Global strike for future: non c’è un Pianeta B, il tempo di cambiare è adesso
BRUXELLES. Una marcia globale in difesa del clima per dire che «non c’è più tempo ». É il Global strike for future di questo venerdì 15 marzo che chiama a raccolta tutta una generazione per chiedere un’altra politica, ecologicamente responsabile e capace di far fronte agli effetti «catastrofici» dei cambiamenti climatici.
Sono migliaia gli studenti che in tutto il mondo hanno risposto positivamente all’appello di Greta Thunberg, la star del clima, che con il suo solitario gesto di sciopero scolastico è riuscita a smuovere l’opinione pubblica e a mobilitare migliaia di ragazzi in tutto il mondo.
Ogni settimana sono circa 70 mila gli studenti, in 270 città diverse, a saltare i corsi per protestare contro l’inefficienza della classe politica in materia di cambiamenti climatici.
PER LA MARCIA GLOBALE di questo venerdì 15 marzo, sono cento i paesi coinvolti e più di mille le città su tutto il globo che hanno aderito all’iniziativa per chiedere «di agire e di farlo in fretta». Dal Canada all’Australia, passando per l’Europa , la Cina e l’America latina, gli studenti intendono scuotere le coscienze, ed il mondo politico, per quella che si preannuncia come una mobilitazione permanente.
È IL «GRIDO DISPERATO» di tutta una generazione, angosciata per il proprio futuro, che vede nelle conseguenze dell’attuale modello economico e sociale il preludio di una catastrofe «annunciata».
È un atto d’accusa a tutta una classe dirigente perché agisca in fretta con provvedimenti in grado «cambiare la rotta». «Non abbiamo un pianeta B», «Siamo l’ultima generazione che può ancora fare qualcosa», si legge nei messaggi presenti sui social network e sui diversi siti internet delle organizzazioni che promuovono questa marcia globale per il clima.
Manifesto del movimento sono gli accordi di Parigi (Cop21), di cui i ragazzi chiedono a gran voce il rispetto: riduzione progressiva delle emissione di Co2 e scongiurare l’aumento della temperatura, limitando l’incremento a 1.5 °C.
«Abbiamo solo 12 anni per agire» è l’appello del mondo scientifico che i ragazzi hanno fatto proprio. L’evento è co-organizzato dalla piattaforma Rise for climate, un movimento internazionale che raccoglie centinaia di organizzazioni non governative e associative, da anni attive nella lotta ai cambiamenti climatici.

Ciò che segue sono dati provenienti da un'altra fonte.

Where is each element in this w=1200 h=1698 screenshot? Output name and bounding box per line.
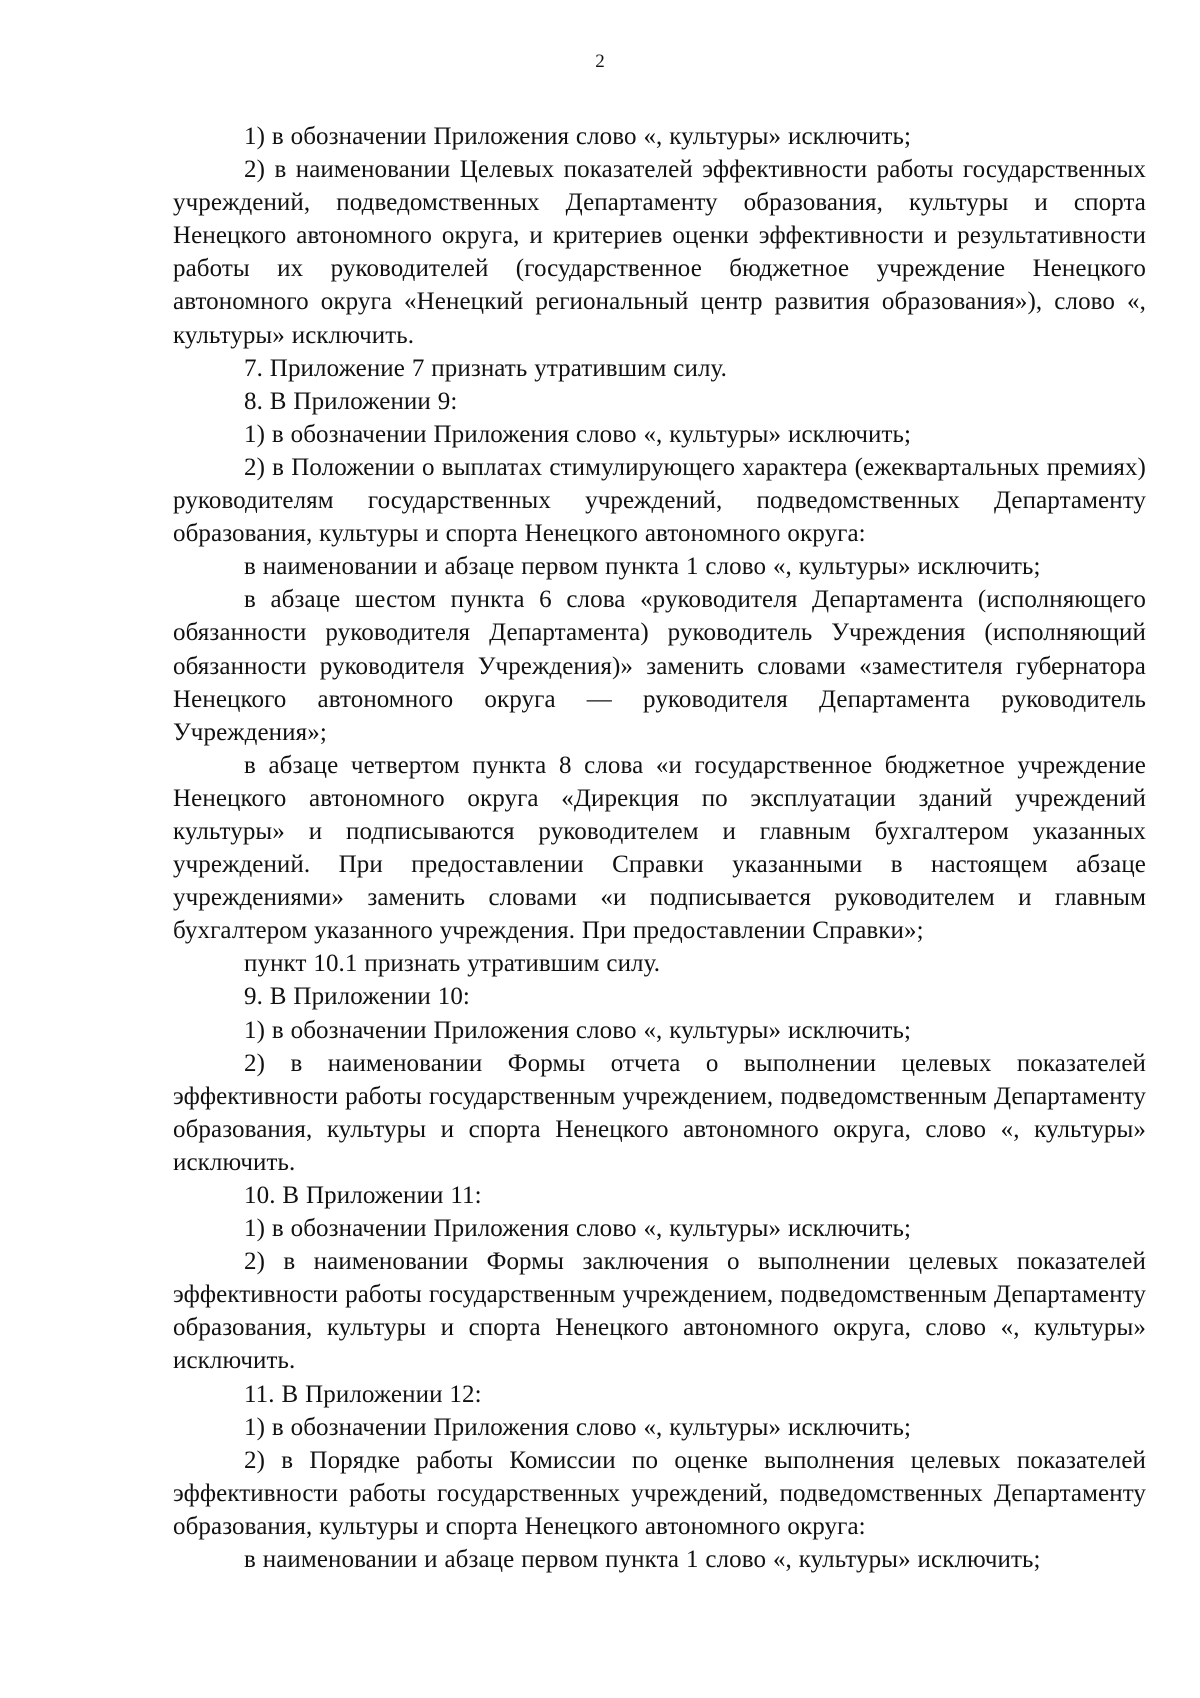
paragraph: 8. В Приложении 9:: [244, 387, 458, 415]
paragraph: 1) в обозначении Приложения слово «, культуры» исключить;: [244, 1016, 912, 1044]
paragraph: в абзаце четвертом пункта 8 слова «и государственное бюджетное учреждение Ненецкого автономного округа «Дирекция по эксплуатации зданий учреждений культуры» и подписываются руководителем и главным бухгалтером указанных учреждений. При предоставлении Справки указанными в настоящем абзаце учреждениями» заменить словами «и подписывается руководителем и главным бухгалтером указанного учреждения. При предоставлении Справки»;: [173, 751, 1146, 945]
paragraph: 2) в наименовании Целевых показателей эффективности работы государственных учреждений, подведомственных Департаменту образования, культуры и спорта Ненецкого автономного округа, и критериев оценки эффективности и результативности работы их руководителей (государственное бюджетное учреждение Ненецкого автономного округа «Ненецкий региональный центр развития образования»), слово «, культуры» исключить.: [173, 156, 1146, 349]
paragraph: в наименовании и абзаце первом пункта 1 слово «, культуры» исключить;: [244, 1546, 1041, 1574]
paragraph: 7. Приложение 7 признать утратившим силу.: [244, 354, 728, 382]
paragraph: пункт 10.1 признать утратившим силу.: [244, 950, 661, 978]
paragraph: 2) в наименовании Формы заключения о выполнении целевых показателей эффективности работы государственным учреждением, подведомственным Департаменту образования, культуры и спорта Ненецкого автономного округа, слово «, культуры» исключить.: [173, 1248, 1146, 1375]
paragraph: 2) в Положении о выплатах стимулирующего характера (ежеквартальных премиях) руководителям государственных учреждений, подведомственных Департаменту образования, культуры и спорта Ненецкого автономного округа:: [173, 453, 1146, 548]
document-body: [173, 120, 1146, 1576]
paragraph: 9. В Приложении 10:: [244, 983, 470, 1011]
page-number: 2: [595, 51, 605, 72]
paragraph: 2) в Порядке работы Комиссии по оценке выполнения целевых показателей эффективности работы государственных учреждений, подведомственных Департаменту образования, культуры и спорта Ненецкого автономного округа:: [173, 1446, 1146, 1540]
paragraph: в абзаце шестом пункта 6 слова «руководителя Департамента (исполняющего обязанности руководителя Департамента) руководитель Учреждения (исполняющий обязанности руководителя Учреждения)» заменить словами «заместителя губернатора Ненецкого автономного округа — руководителя Департамента руководитель Учреждения»;: [173, 586, 1146, 746]
paragraph: в наименовании и абзаце первом пункта 1 слово «, культуры» исключить;: [244, 553, 1041, 581]
paragraph: 11. В Приложении 12:: [244, 1380, 482, 1408]
paragraph: 2) в наименовании Формы отчета о выполнении целевых показателей эффективности работы государственным учреждением, подведомственным Департаменту образования, культуры и спорта Ненецкого автономного округа, слово «, культуры» исключить.: [173, 1049, 1146, 1176]
paragraph: 1) в обозначении Приложения слово «, культуры» исключить;: [244, 1215, 912, 1243]
paragraph: 1) в обозначении Приложения слово «, культуры» исключить;: [244, 1413, 912, 1441]
paragraph: 10. В Приложении 11:: [244, 1182, 482, 1209]
paragraph: 1) в обозначении Приложения слово «, культуры» исключить;: [244, 420, 912, 448]
paragraph: 1) в обозначении Приложения слово «, культуры» исключить;: [244, 123, 912, 150]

Anche il mondo scientifico ha aderito all’evento. In Belgio, dove il movimento studentesco ha avuto maggiore visibilità, i ricercatori sono regolarmente in strada con gli studenti. E per questo 15 marzo molti dipartimenti universitari delle principali città belghe (Ulb di Bruxelles e Ucl di Lovanio) hanno aderito alla marcia.
Anche molti istituti scolastici europei sostengono l’iniziativa. Sempre in Belgio, si è costituito un movimento di professori, delle scuole secondarie e primarie, sotto l’insegna di Teachers for climate a sostegno dello sciopero scolastico. Anche in Italia molti dirigenti scolastici si sono dichiarati disponibili ad atti di tolleranza, nonostante le dichiarazioni ostili del ministro dell’Istruzione Marco Bussetti che ha esortato i ragazzi «ad andare a scuola».
LA PIAZZA PIÙ ATTESA è senza dubbio quella di Bruxelles e non solo perché qui il movimento (ribattezzato Youth for climate) ha saputo organizzare una mobilitazione permanente con numeri che hanno suscitato l’interesse dei media internazionali.
Ma anche perché nella capitale, belga ed europea, la mobilitazione ha saputo chiamare in causa i politici a vari livelli (locale, nazionale ed europeo). Una marcia che si annuncia particolarmente partecipata con eventi durante tutta la giornata: dibattiti, workshop, proiezioni e varie azioni dimostrative nella mattinata e poi un corteo che attraverserà tutta la città e che avrà come punto d’arrivo la sede del Parlamento europeo.
E C’È DA SCOMMETTERE che la questione del clima irrompa nel dibattito della campagna elettorale europea.
A quasi due mesi dalle elezioni, qualche timida iniziativa ha già fatto la sua apparizione. Sempre in Belgio è stato da poco approvato un provvedimento (più restrittivo delle attuali direttive europee) che annuncia la messa al bando dei pesticidi contenenti i neonicotinoidi, considerati responsabili della moria delle api nelle aree rurali.